Купер смотрела в бледно-голубые глаза сиделки и думала: интересно, каких сказок наплел ей Амори о жестокости своей бывшей жены?
Сестра Гибсон улыбнулась:
— Я буду держать вас в курсе. И передам его родным, что вы приходили. Уверена, они будут довольны. Хорошего вам дня, миссис Беликовская.
16
— Я совершил ужасную глупость, — сказал Диор.
Генрих налил ему вина.
— И в чем она заключалась?
Диор взял бокал, но был слишком взволнован, чтобы пить. Он мерял шагами комнату, лицо у него побледнело.
— Я пошел на встречу с Бюссаком, насчет Дома «Гастон», вы помните. Я вошел туда полный решимости отказаться от его предложения, но…
— Но вместо этого согласился! — радостно воскликнула Купер.

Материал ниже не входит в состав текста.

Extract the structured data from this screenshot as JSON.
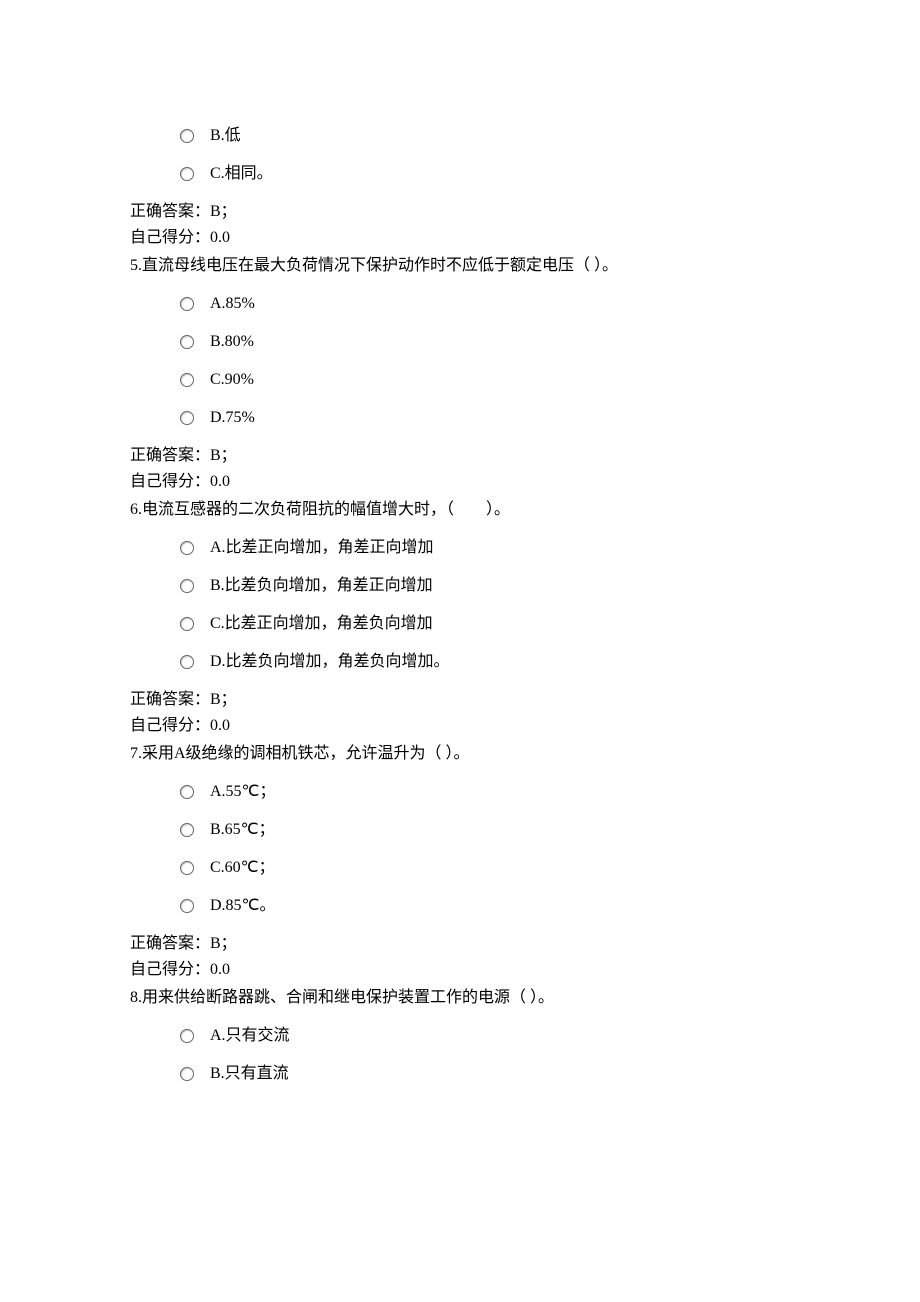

— Хуже. Я заявил ему, что хочу открыть собственный дом моды, под своим именем.
— Тиан!
— У меня просто вырвалось, нечаянно! Я сказал ему, что настало время перемен, что старая мода мертва, как птица дронт. Заявил, что не стоит пытаться оживлять труп, а, напротив, следует обратиться к истокам традиций французской высокой моды или окончательно пойти на дно.
— И что он ответил?
— Он насмешливо спросил, чего я еще хочу. И я сказал, что хочу лучших во всем Париже портных, которые смогут шить самую роскошную одежду для женщин, знающих в ней толк.
Купер слушала, затаив дыхание.
— А что потом?
— А потом он поведал, что у него на уме был совершенно другой план. Что мой план чрезмерно амбициозен. И выпроводил меня за дверь.

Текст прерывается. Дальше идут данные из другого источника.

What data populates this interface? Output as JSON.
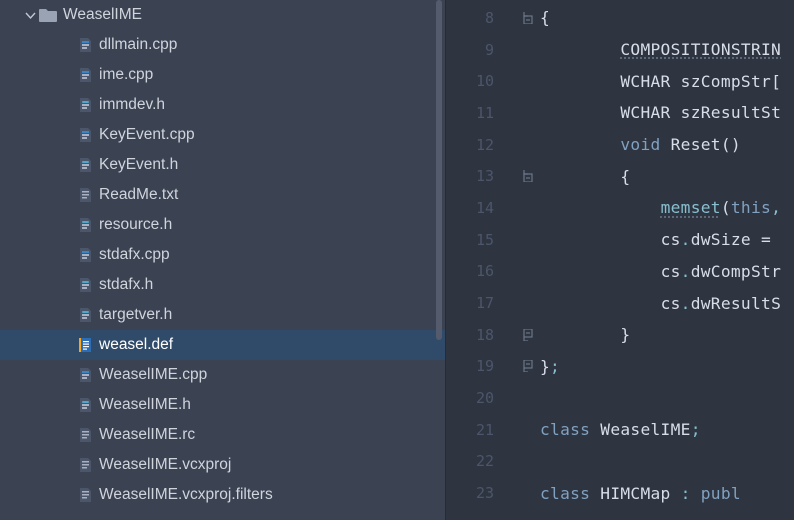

Генри снова наполнил ему бокал.
— По крайней мере, вы сказали ему, чего хотите.
— А что, если он все обдумает и… согласится?
— Тогда, считайте, вы состоялись!
— О господи! Тогда, считайте, со мной покончено!

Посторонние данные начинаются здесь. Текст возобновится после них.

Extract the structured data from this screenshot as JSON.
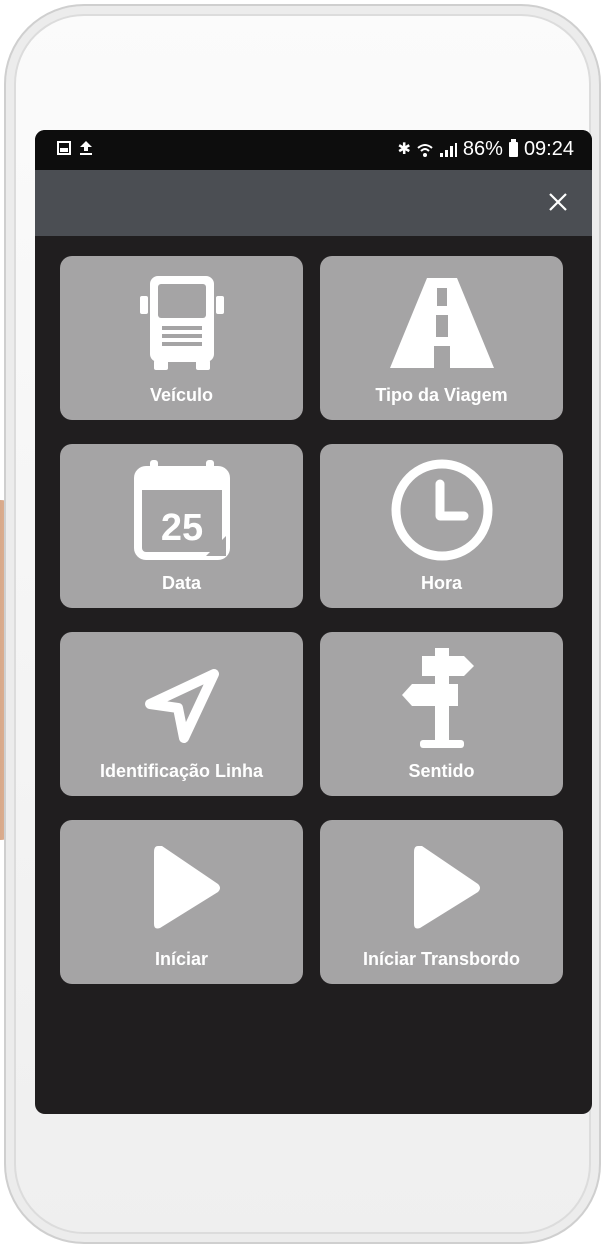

— Наверное, у него наконец прорвалось все напряжение, которое скопилось за годы работы на Люсьена Лелона, — сказала Купер, когда Диор ушел.
Они с Генри были в спальне, и Купер, сидя на кровати, скатывала с ног чулки. Муж пылким взором следил за тем, как она раздевается.
— Замри.
Она подняла на него глаза:
— Что?
— Просто не двигайся. Ты сейчас такая красивая!
— С наполовину спущенными чулками?
— Я хочу навсегда запомнить этот момент.
Купер улыбнулась и перестала раздеваться.
— И что такого особенного в этом моменте?
— Каждое мгновение с тобой — особенное. Но иногда меня точно громом поражает…
— Что тебя поражает, дорогой?
— Какая ты красивая. Что ты здесь, со мной. Что ты наконец моя. Что ты — чудо. Это приводит меня в изумление. И когда меня настигает эта мысль, мне хочется вырвать это мгновение из течения времени и сохранить его навечно, чтобы оно не исчезло. — Он опустился перед ней на колени. — Я до сих пор с трудом могу поверить, что ты — моя жена.
— Но это так и есть. И я обещала больше не сбегать от тебя.